Phillippi v. Commonwealth

Opinion by

Judge Williams, Jr.,

Ms. Cora Lee Phillippi, (claimant), appeals from an order of the Unemployment Compensation Board of Review (Board) affirming the .referee’s determination that claimant was ineligible for unemployment benefits pursuant to the disqualifying provisions of Section 402.1(1) of the Unemployment Compensation Law (Law).1

The claimant was employed by the Springfield Township School District (School District) since 1967 as a tenured teacher of English. In June of 1980, the claimant was furloughed from her position as a full time, tenured, professional English teacher because of declining enrollment in the School District. On August. 17, 1980 the claimant filed an application for unemployment benefits. The record indicates that she received benefits until she was reemployed by the School District in November of 1980.

On November 14, 1980, Ms. Phillippi was reemployed by the School District as a long term substitute teacher. The claimant worked from November 14,1980 until June 19, 1981 when her contract as a long term substitute teacher terminated. However, .on May 21, 1981 the School District wrote a letter to the claimant informing her that her name would be placed on the master substitute list for the 1981-82 academic year. In that letter, Francis P. Romano, the Assistant Superintendent of The School District, stated, “. . .we would like you to know that you are assured placement *98on our master substitute list for the 1981-82 school year.” The School District’s letter did not require a response; nevertheless, a response was invited if the claimant had any questions about her status for the coming school year.

On July 2, 1981, the Office of Employment Security, (Office), issued a determination finding the claimant ineligible for benefits under Section 402.1(1) of the Law, for the compensable week ending June 27, 1981. The language of Section 402.1(1) states, inter alia, that a person who performs instructional services for an educational institution is ineligible for benefits for any week of unemployment commencing during the period between two successive academic years, if that person performed a service in the first academic year, and there is reasonable assurance that the person will perform service in the second of such academic years. The claimant filed a timely appeal from this determination on July 2,1981, and the matter was referred to a referee. On July 22, 1981 the referee conducted a hearing which was attended by the claimant and two witnesses for the School District. On July 27,1981, the referee issued a decision affirming the determination of the Office. On July 29, 1981 the claimant filed an appeal from the referee’s determination. The Board, on October 7, 1981, affirmed the referee’s decision. The instant appeal to this Court followed.

The facts of this case are not in dispute. However, the central issue to be resolved on this appeal is whether the Board’s conclusion that the claimant was ineligible to receive benefits, because she had a “reasonable assurance” of returning to the employ of the School District, was correct as a matter of law.

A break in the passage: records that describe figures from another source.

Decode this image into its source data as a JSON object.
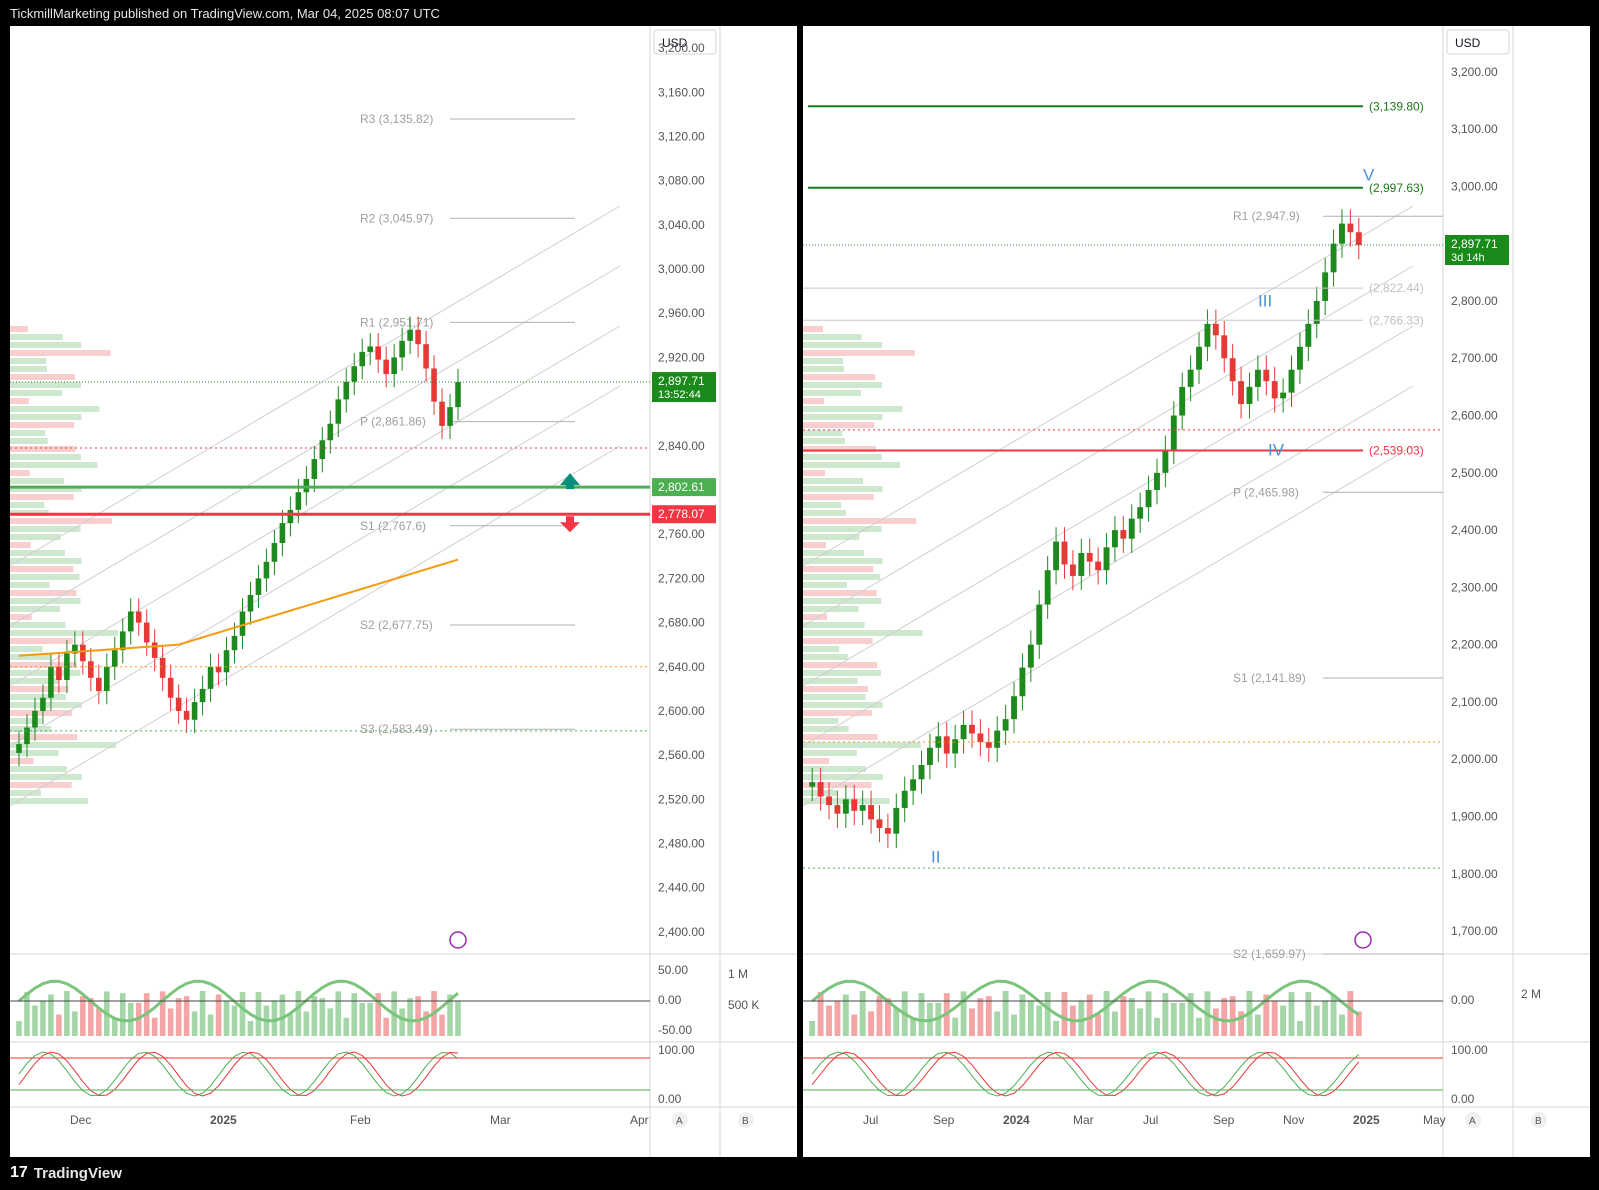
{
  "header": {
    "attribution": "TickmillMarketing published on TradingView.com, Mar 04, 2025 08:07 UTC"
  },
  "footer": {
    "brand": "TradingView",
    "logo_mark": "17"
  },
  "colors": {
    "up": "#1e8a1e",
    "down": "#e53935",
    "support": "#4caf50",
    "resistance": "#f23645",
    "ma": "#f39c12",
    "wave": "#4a90d9",
    "pivot_text": "#9e9e9e"
  },
  "chart_data": [
    {
      "type": "candlestick",
      "currency": "USD",
      "ylim": [
        2380,
        3220
      ],
      "price_ticks": [
        "3,200.00",
        "3,160.00",
        "3,120.00",
        "3,080.00",
        "3,040.00",
        "3,000.00",
        "2,960.00",
        "2,920.00",
        "2,840.00",
        "2,760.00",
        "2,720.00",
        "2,680.00",
        "2,640.00",
        "2,600.00",
        "2,560.00",
        "2,520.00",
        "2,480.00",
        "2,440.00",
        "2,400.00"
      ],
      "time_ticks": [
        "Dec",
        "2025",
        "Feb",
        "Mar",
        "Apr"
      ],
      "last_price": {
        "label": "2,897.71",
        "countdown": "13:52:44",
        "value": 2897.71
      },
      "levels": [
        {
          "label": "2,802.61",
          "value": 2802.61,
          "kind": "support"
        },
        {
          "label": "2,778.07",
          "value": 2778.07,
          "kind": "resistance"
        }
      ],
      "pivots": [
        {
          "label": "R3 (3,135.82)",
          "value": 3135.82
        },
        {
          "label": "R2 (3,045.97)",
          "value": 3045.97
        },
        {
          "label": "R1 (2,951.71)",
          "value": 2951.71
        },
        {
          "label": "P (2,861.86)",
          "value": 2861.86
        },
        {
          "label": "S1 (2,767.6)",
          "value": 2767.6
        },
        {
          "label": "S2 (2,677.75)",
          "value": 2677.75
        },
        {
          "label": "S3 (2,583.49)",
          "value": 2583.49
        }
      ],
      "closes": [
        2570,
        2585,
        2600,
        2612,
        2640,
        2628,
        2652,
        2660,
        2645,
        2630,
        2618,
        2640,
        2655,
        2672,
        2690,
        2680,
        2662,
        2648,
        2630,
        2612,
        2600,
        2592,
        2608,
        2620,
        2640,
        2635,
        2655,
        2668,
        2690,
        2705,
        2720,
        2735,
        2752,
        2770,
        2782,
        2798,
        2810,
        2828,
        2845,
        2860,
        2882,
        2898,
        2912,
        2925,
        2930,
        2918,
        2905,
        2920,
        2935,
        2945,
        2932,
        2910,
        2880,
        2858,
        2875,
        2897.71
      ],
      "oscillator_ticks": [
        "50.00",
        "0.00",
        "-50.00"
      ],
      "volume_ticks": [
        "1 M",
        "500 K"
      ],
      "stoch_ticks": [
        "100.00",
        "0.00"
      ],
      "axis_buttons": [
        "A",
        "B"
      ]
    },
    {
      "type": "candlestick",
      "currency": "USD",
      "ylim": [
        1660,
        3280
      ],
      "price_ticks": [
        "3,200.00",
        "3,100.00",
        "3,000.00",
        "2,800.00",
        "2,700.00",
        "2,600.00",
        "2,500.00",
        "2,400.00",
        "2,300.00",
        "2,200.00",
        "2,100.00",
        "2,000.00",
        "1,900.00",
        "1,800.00",
        "1,700.00"
      ],
      "time_ticks": [
        "Jul",
        "Sep",
        "2024",
        "Mar",
        "Jul",
        "Sep",
        "Nov",
        "2025",
        "May"
      ],
      "last_price": {
        "label": "2,897.71",
        "countdown": "3d 14h",
        "value": 2897.71
      },
      "levels": [
        {
          "label": "(3,139.80)",
          "value": 3139.8,
          "kind": "target"
        },
        {
          "label": "(2,997.63)",
          "value": 2997.63,
          "kind": "target"
        },
        {
          "label": "(2,822.44)",
          "value": 2822.44,
          "kind": "muted"
        },
        {
          "label": "(2,766.33)",
          "value": 2766.33,
          "kind": "muted"
        },
        {
          "label": "(2,539.03)",
          "value": 2539.03,
          "kind": "resistance"
        }
      ],
      "pivots": [
        {
          "label": "R1 (2,947.9)",
          "value": 2947.9
        },
        {
          "label": "P (2,465.98)",
          "value": 2465.98
        },
        {
          "label": "S1 (2,141.89)",
          "value": 2141.89
        },
        {
          "label": "S2 (1,659.97)",
          "value": 1659.97
        }
      ],
      "waves": [
        {
          "label": "II",
          "value": 1820
        },
        {
          "label": "III",
          "value": 2790
        },
        {
          "label": "IV",
          "value": 2530
        },
        {
          "label": "V",
          "value": 3010
        }
      ],
      "closes": [
        1960,
        1935,
        1920,
        1905,
        1930,
        1910,
        1920,
        1895,
        1880,
        1870,
        1915,
        1945,
        1965,
        1990,
        2020,
        2040,
        2010,
        2035,
        2060,
        2045,
        2030,
        2020,
        2050,
        2070,
        2110,
        2160,
        2200,
        2270,
        2330,
        2380,
        2340,
        2320,
        2360,
        2345,
        2330,
        2370,
        2400,
        2385,
        2420,
        2440,
        2470,
        2500,
        2540,
        2600,
        2650,
        2680,
        2720,
        2760,
        2740,
        2700,
        2660,
        2620,
        2650,
        2680,
        2660,
        2630,
        2640,
        2680,
        2720,
        2760,
        2800,
        2850,
        2900,
        2935,
        2920,
        2897.71
      ],
      "oscillator_ticks": [
        "0.00"
      ],
      "volume_ticks": [
        "2 M"
      ],
      "stoch_ticks": [
        "100.00",
        "0.00"
      ],
      "axis_buttons": [
        "A",
        "B"
      ]
    }
  ]
}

The claimant contends that the letter which advised her that her name would be placed on the per diem substitute list for the 1981-82 academic year, without further confirmation that substitute work would be avail*99able, is not “reasonable assurance” of future employment. Additionally, the claimant asserts that the burden is on the employer to establish that a position exists for the unemployed teacher without any affirmative action required of the employee. Lastly, the claimant argues that the denial of compensation benefits to educational employees by the narrow interpretation of the Law denies them equal protection of the law.

The current case law holds that for a person to have a reasonable expectation of employment, that person must receive information on which to base that expectation. Aronson v. Unemployment Compensation Board of Review, 56 Pa. Commonwealth Ct. 177, 424 A.2d 972 (1981). In Aronson, this Court held that in the absence of a formal agreement to rehire, there must be some evidence of mutual commitment or assurance between the teacher and the School District to recall the teacher, in order for the teacher to have a foundation on which to base a reasonable expectation of returning to employment in the next academic year. We have also held that what constitutes “reasonable assurance” must be determined by the Board’s examination of all the relevant facts. Goralski v. Unemployment Compensation Board of Review, 48 Pa. Commonwealth Ct. 39, 408 A.2d 1178 (1979).

Ms. Phillippi, after having been furloughed in June of 1980 resumed employment with the School District in November of 1980, and continued to teach until June of 1981. In May of 1981' the claimant received the letter which assured her that her name would be placed on the master substitute list for the 1981-82 academic year.

In accordance with Goralski, a letter notifying an individual that his name would be placed on the substitute teacher’s list for the upcoming year constitutes “reasonable assurance” of returning to employment *100in the next academic term. QoralsM. Accordingly, we hold that the letter of May 21, 1981 constituted “reasonable assurance” that Ms. Phillippi would be employed by the School District in the 1981-82 academic year; and that the Board was correct in denying benefits.

Therefore, we affirm the order of the Board.

Order

And Now, the 2nd day of May, 1983, the order of the Unemployment Compensation Board of Beview at Decision No. B-200062 is affirmed.

Act of December 5, 1936, Second Ex. Sees., P.L. (1937) 2897, as amended, added by Section 5 of the Act of July 6, 1977, P.L. 41, 43 P.S. §802.1(1).